Addenbrooke’s Hospital took its name from John Addenbrooke (1680-1719), a medical graduate of St Catherine’s College, who on his death, left a little over £4,500 in his will for the purpose of founding a small hospital for the poor of Cambridge. A site was purchased on the periphery of the city, on the east side of Trumpington Street in 1728, and neighbouring properties and parcels of land were acquired piecemeal over the following decades. Building work commenced around 1740 and was completed in 1766, providing 20 hospital beds. A drawing depicting the hospital in around 1810 shows a five-bay, two-storey building over a basement, bounded to Trumpington Street by cast-iron railings on a low plinth wall, two square-plan rusticated gate piers, and wrought-iron gates with an overthrow. The hospital building was extended around 1825 to the designs of Charles Humphrey, and completely re-fronted in 1865 to the designs of Matthew Digby Wyatt. A new Addenbrooke’s Hospital was constructed off the south end of Hills Road in 1962, and the last patient left the old hospital site in 1984. The gates, gate piers and railings of the old Addenbrooke’s Hospital were listed in 1972, and the former hospital building was listed in 1986. The vacant building was altered and extended for the Judge Institute of Management Studies between 1993 and 1995 to the designs of John Outram.

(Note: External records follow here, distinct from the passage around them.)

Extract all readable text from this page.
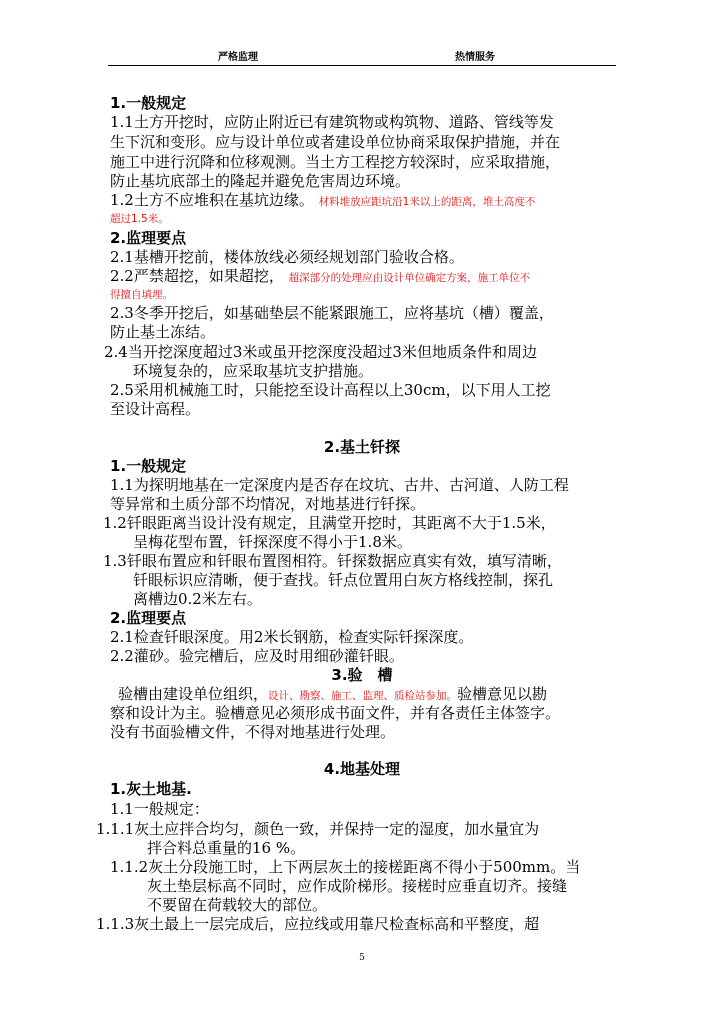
严格监理	热情服务
1.一般规定
1.1土方开挖时，应防止附近已有建筑物或构筑物、道路、管线等发
生下沉和变形。应与设计单位或者建设单位协商采取保护措施，并在
施工中进行沉降和位移观测。当土方工程挖方较深时，应采取措施，
防止基坑底部土的隆起并避免危害周边环境。
1.2土方不应堆积在基坑边缘。 材料堆放应距坑沿1米以上的距离，堆土高度不
超过1.5米。
2.监理要点
2.1基槽开挖前，楼体放线必须经规划部门验收合格。
2.2严禁超挖，如果超挖， 超深部分的处理应由设计单位确定方案，施工单位不
得擅自填埋。
2.3冬季开挖后，如基础垫层不能紧跟施工，应将基坑（槽）覆盖，
防止基土冻结。
2.4当开挖深度超过3米或虽开挖深度没超过3米但地质条件和周边
环境复杂的，应采取基坑支护措施。
2.5采用机械施工时，只能挖至设计高程以上30cm，以下用人工挖
至设计高程。
2.基土钎探
1.一般规定
1.1为探明地基在一定深度内是否存在坟坑、古井、古河道、人防工程
等异常和土质分部不均情况，对地基进行钎探。
1.2钎眼距离当设计没有规定，且满堂开挖时，其距离不大于1.5米，
呈梅花型布置，钎探深度不得小于1.8米。
1.3钎眼布置应和钎眼布置图相符。钎探数据应真实有效，填写清晰，
钎眼标识应清晰，便于查找。钎点位置用白灰方格线控制，探孔
离槽边0.2米左右。
2.监理要点
2.1检查钎眼深度。用2米长钢筋，检查实际钎探深度。
2.2灌砂。验完槽后，应及时用细砂灌钎眼。
3.验　槽
验槽由建设单位组织，设计、勘察、施工、监理、质检站参加。验槽意见以勘
察和设计为主。验槽意见必须形成书面文件，并有各责任主体签字。
没有书面验槽文件，不得对地基进行处理。
4.地基处理
1.灰土地基.
1.1一般规定：
1.1.1灰土应拌合均匀，颜色一致，并保持一定的湿度，加水量宜为
拌合料总重量的16 %。
1.1.2灰土分段施工时，上下两层灰土的接槎距离不得小于500mm。当
灰土垫层标高不同时，应作成阶梯形。接槎时应垂直切齐。接缝
不要留在荷载较大的部位。
1.1.3灰土最上一层完成后，应拉线或用靠尺检查标高和平整度，超
5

Comparison of historic drawings and photographs suggests the gates were widened in the C19, possibly at the time of the first extension by Charles Humphrey around 1825. The south section of the railings was shortened by the construction of the outpatient building (now Brown’s) around 1920. A gate lodge was added to the interior of the south railings around 1930, with a pedestrian gate breaking through the railings to Trumpington Street. The main gate was also altered at this time: the side panels of the overthrow were lowered; and the central bar of the overthrow was divided so it would open with the below newly attached gates. It appears the north end of the north railings and north piers may have been altered when the office of the Maintenance Fund (now 26 Trumpington Street) was constructed in 1933. A metal plaque was added between the top rail and overthrow of the gate around 1995 with the name ‘Judge Management Institute’, and was later changed to read ‘Judge Business School’ when the school rebranded around 2006. It appears the plinth walls of the railings were also rebuilt with grey brick around 1995.

Reasons for Listing

The gates, gate piers and railings of the former Addenbrookjes Hopsital, now the Cambridge Judge Business School, constructed in the mid-C18 for Addenbrooke’s Hospital, and altered in the C19 and late C20, are listed at Grade II for the following principal reasons:
Architectural interest:
* for the fine quality of craftsmanship and materials employed in their construction;
Historic interest:
* for the historic function of the gates, gate piers, and railings as the boundary of the former Addenbrooke’s Hospital (now the Cambridge Judge Business School) fronting Trumpington Street;
Group value:
* for the strong group value the gates, gate piers and railings hold with a number of highly-graded listed university buildings, including the Cambridge Judge Business School (listed at Grade II*), and the nearby Fitzwilliam Museum (listed at Grade I).